Introduction

Authors: Nico Van den Hooff, Ting Zhe (TZ) Yan, Arijeet Chatterjee

Abstract

Our project is focused on applying Machine Learning classification models to e-commerce website data. Specifically, we analyze if machine learning is an effective method in predicting whether or not a visitor to an e-commerce website will make a purchase or not. We performed exploratory data analysis in order to visually analyze our data and identify any patterns or trends. We then performed model selection, testing a selection of 4 classification models against a base model. Our main metric in assessing our models was recall. In model selection we determined that the model that appeared to be the best suited to answer our research question was a Random Forest classifier. We tuned the hyperparameters of this model further, and obtained a final recall score of 0.81 on our test set. Ultimately, we concluded that it is feasible to create a machine learning model to predict purchase conversion for an e-commerce website, however, before an organization commits to implementing a machine learning model, we would recommend more simple methods be considered first.

Research question

The research question that we are attempting to answer with our analysis is a predictive question, and is stated as follows:

Given clickstream and session data of a user who visits an e-commerce website, can we predict whether or not that visitor will make a purchase?

Nowadays, it is common for companies to sell their products online, with little to no physical presence such as a traditional brick and mortar store. Answering this question is critical for these types of companies in order to ensure that they are able to remain profitable. This information can be used to nudge a potential customer in real-time to complete an online purchase, increasing overall purchase conversion rates. Examples of nudges include highlighting popular products through social proof, and exit intent overlay on webpages.

Data set

The dataset used in our analysis was obtained from the UC Irvine Machine Learning Repository, a popular website with hundreds of datasets available for analysis.
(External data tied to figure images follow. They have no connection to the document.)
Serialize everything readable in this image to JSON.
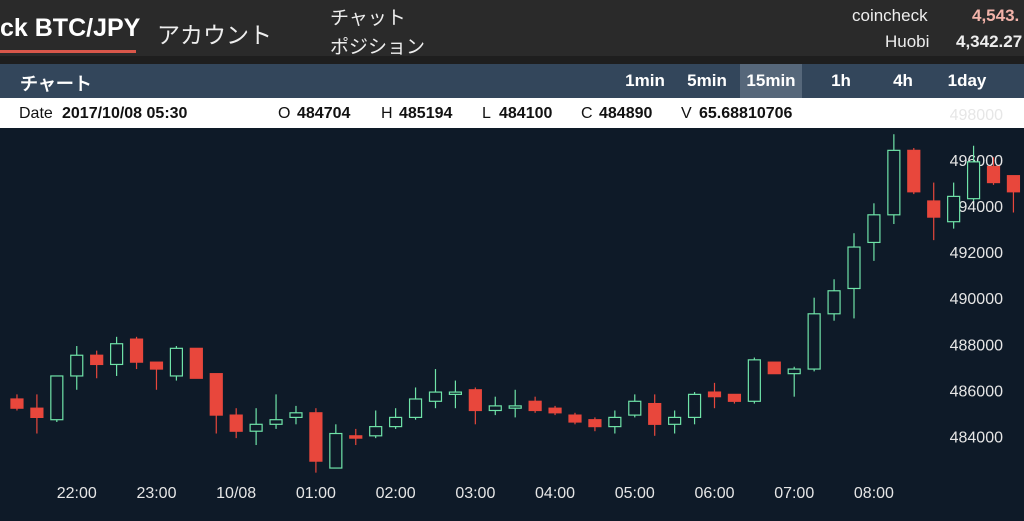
{
  "header": {
    "brand": "ck BTC/JPY",
    "nav": [
      "アカウント",
      "チャット",
      "ポジション"
    ],
    "prices": [
      {
        "exchange": "coincheck",
        "price": "4,543."
      },
      {
        "exchange": "Huobi",
        "price": "4,342.27"
      }
    ]
  },
  "toolbar": {
    "title": "チャート",
    "timeframes": [
      "1min",
      "5min",
      "15min",
      "1h",
      "4h",
      "1day"
    ],
    "active": "15min"
  },
  "info": [
    {
      "label": "Date",
      "value": "2017/10/08 05:30"
    },
    {
      "label": "O",
      "value": "484704"
    },
    {
      "label": "H",
      "value": "485194"
    },
    {
      "label": "L",
      "value": "484100"
    },
    {
      "label": "C",
      "value": "484890"
    },
    {
      "label": "V",
      "value": "65.68810706"
    }
  ],
  "chart_data": {
    "type": "candlestick",
    "categories": [
      null,
      null,
      null,
      "22:00",
      null,
      null,
      null,
      "23:00",
      null,
      null,
      null,
      "10/08",
      null,
      null,
      null,
      "01:00",
      null,
      null,
      null,
      "02:00",
      null,
      null,
      null,
      "03:00",
      null,
      null,
      null,
      "04:00",
      null,
      null,
      null,
      "05:00",
      null,
      null,
      null,
      "06:00",
      null,
      null,
      null,
      "07:00",
      null,
      null,
      null,
      "08:00",
      null,
      null,
      null,
      null,
      null,
      null,
      null
    ],
    "open": [
      485700,
      485300,
      484800,
      486700,
      487600,
      487200,
      488300,
      487300,
      486700,
      487900,
      486800,
      485000,
      484300,
      484600,
      484900,
      485100,
      482700,
      484100,
      484100,
      484500,
      484900,
      485600,
      485900,
      486100,
      485200,
      485300,
      485600,
      485300,
      485000,
      484800,
      484500,
      485000,
      485500,
      484600,
      484900,
      486000,
      485900,
      485600,
      487300,
      486800,
      487000,
      489400,
      490500,
      492500,
      493700,
      496500,
      494300,
      493400,
      494400,
      495800,
      495400
    ],
    "high": [
      485900,
      485900,
      486700,
      488000,
      487800,
      488400,
      488400,
      487300,
      488000,
      487900,
      486800,
      485300,
      485300,
      485900,
      485400,
      485300,
      484600,
      484400,
      485200,
      485300,
      486200,
      487000,
      486500,
      486200,
      485800,
      486100,
      485800,
      485400,
      485100,
      484900,
      485200,
      485900,
      485900,
      485200,
      486000,
      486400,
      485900,
      487500,
      487300,
      487100,
      490100,
      490900,
      492900,
      494200,
      497200,
      496600,
      495100,
      495100,
      496700,
      496200,
      495400
    ],
    "low": [
      485200,
      484200,
      484700,
      486100,
      486600,
      486700,
      487000,
      486100,
      486500,
      486600,
      484200,
      484000,
      483700,
      484400,
      484600,
      482500,
      482700,
      483700,
      484000,
      484400,
      484800,
      485300,
      485300,
      484600,
      485000,
      484900,
      485100,
      485000,
      484600,
      484300,
      484200,
      484900,
      484100,
      484200,
      484600,
      485300,
      485500,
      485500,
      486800,
      485800,
      486900,
      489100,
      489200,
      491700,
      493300,
      494600,
      492600,
      493100,
      494300,
      495000,
      493800
    ],
    "close": [
      485300,
      484900,
      486700,
      487600,
      487200,
      488100,
      487300,
      487000,
      487900,
      486600,
      485000,
      484300,
      484600,
      484800,
      485100,
      483000,
      484200,
      484000,
      484500,
      484900,
      485700,
      486000,
      486000,
      485200,
      485400,
      485400,
      485200,
      485100,
      484700,
      484500,
      484900,
      485600,
      484600,
      484900,
      485900,
      485800,
      485600,
      487400,
      486800,
      487000,
      489400,
      490400,
      492300,
      493700,
      496500,
      494700,
      493600,
      494500,
      496000,
      495100,
      494700
    ],
    "up_color": "#6fe3a8",
    "down_color": "#e8473c",
    "ylim": [
      480400,
      498600
    ],
    "yticks": [
      484000,
      486000,
      488000,
      490000,
      492000,
      494000,
      496000,
      498000
    ],
    "grid": false
  }
}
The creators of the dataset are C. Sakar and Yomi Kastro, and the original dataset can be obtained at [Sakar and Kasto, 2018] link.
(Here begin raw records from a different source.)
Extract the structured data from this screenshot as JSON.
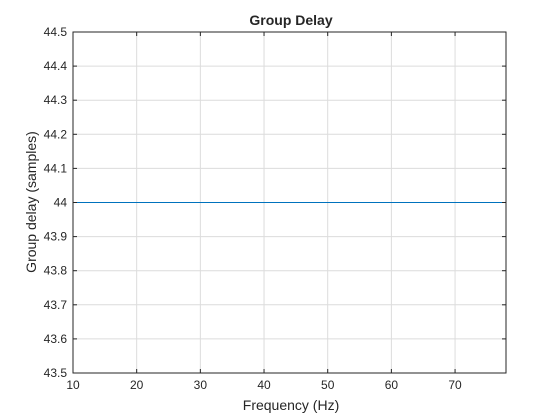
{
  "chart_data": {
    "type": "line",
    "title": "Group Delay",
    "xlabel": "Frequency (Hz)",
    "ylabel": "Group delay (samples)",
    "xlim": [
      10,
      78
    ],
    "ylim": [
      43.5,
      44.5
    ],
    "xticks": [
      10,
      20,
      30,
      40,
      50,
      60,
      70
    ],
    "yticks": [
      43.5,
      43.6,
      43.7,
      43.8,
      43.9,
      44,
      44.1,
      44.2,
      44.3,
      44.4,
      44.5
    ],
    "grid": true,
    "series": [
      {
        "color": "#0072bd",
        "x": [
          10,
          78
        ],
        "y": [
          44,
          44
        ]
      }
    ]
  }
}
Each row in the dataset contains a feature vector that contains data corresponding to a visit “session” (period of time spent) of a user on an e-commerce website. The dataset was specifically formed so that each session would belong to a unique user over a 1-year period. The total number of sessions in the dataset is 12,330.

Examples of features included in the dataset are:

  • Duration (time) spent on Administrative, Informational, or Product related sections of the website.

  • Data from Google Analytics such as bounce rate, exit rate, and page value.

  • What month the session took place it, and whether or not the day of the session falls on a weekend.

  • The operating system and browser used by the website visitor.

The target feature and class label in the dataset is called Revenue and contains either a True or False value, which correspond to whether or not the user made a purchase on the website during their visit, respectively. It is worth noting that the dataset is unbalanced, as 85% of the sessions contain a False class label, with the remaining 15% containing a True label.

Data Cleaning & Feature Engineering

The dataset has good data quality in general. It is in a tidy format [Wickham, 2014], and does not contain NULL values. There are some minor issues with outliers, but we have decided not to handle them.

Feature engineering is done to capture feature interactions, and aggregating common features. In particular, we want to capture possible feature interactions with PageValues, which we think is important for this problem. Table 1 list some of our new features:

Feature Name

Description

total_page_view

Sum of page views from Administrative, Informational, ProductRelated pages

total_page_duration

Sum of page durations from Administrative, Informational, ProductRelated pages

product_view_percent

Percentage of ProductRelated page views

product_dur_percent

Percentage of ProductRelated page durations

ave_product_duration

Average duration per page for ProductRelated pages

page_values_x_bounce_rate

PageValues \(\times\) (1 - BounceRates)

page_values_per_product_view

PageValues per ProductRelated page views

page_values_per_product_dur

PageValues per ProductRelated page durations

Table.1 - New features generated

Bibliography

Bre01

Leo Breiman. Random forests. Machine learning, 45(1):5–32, 2001.

SK18

Sakar, C. and Yomi. Kasto. UCI machine learning repository. Computing in Science \\& Engineering, 2018.

Wic14

Hadley Wickham. Tidy data. Journal of statistical software, 59(1):1–23, 2014.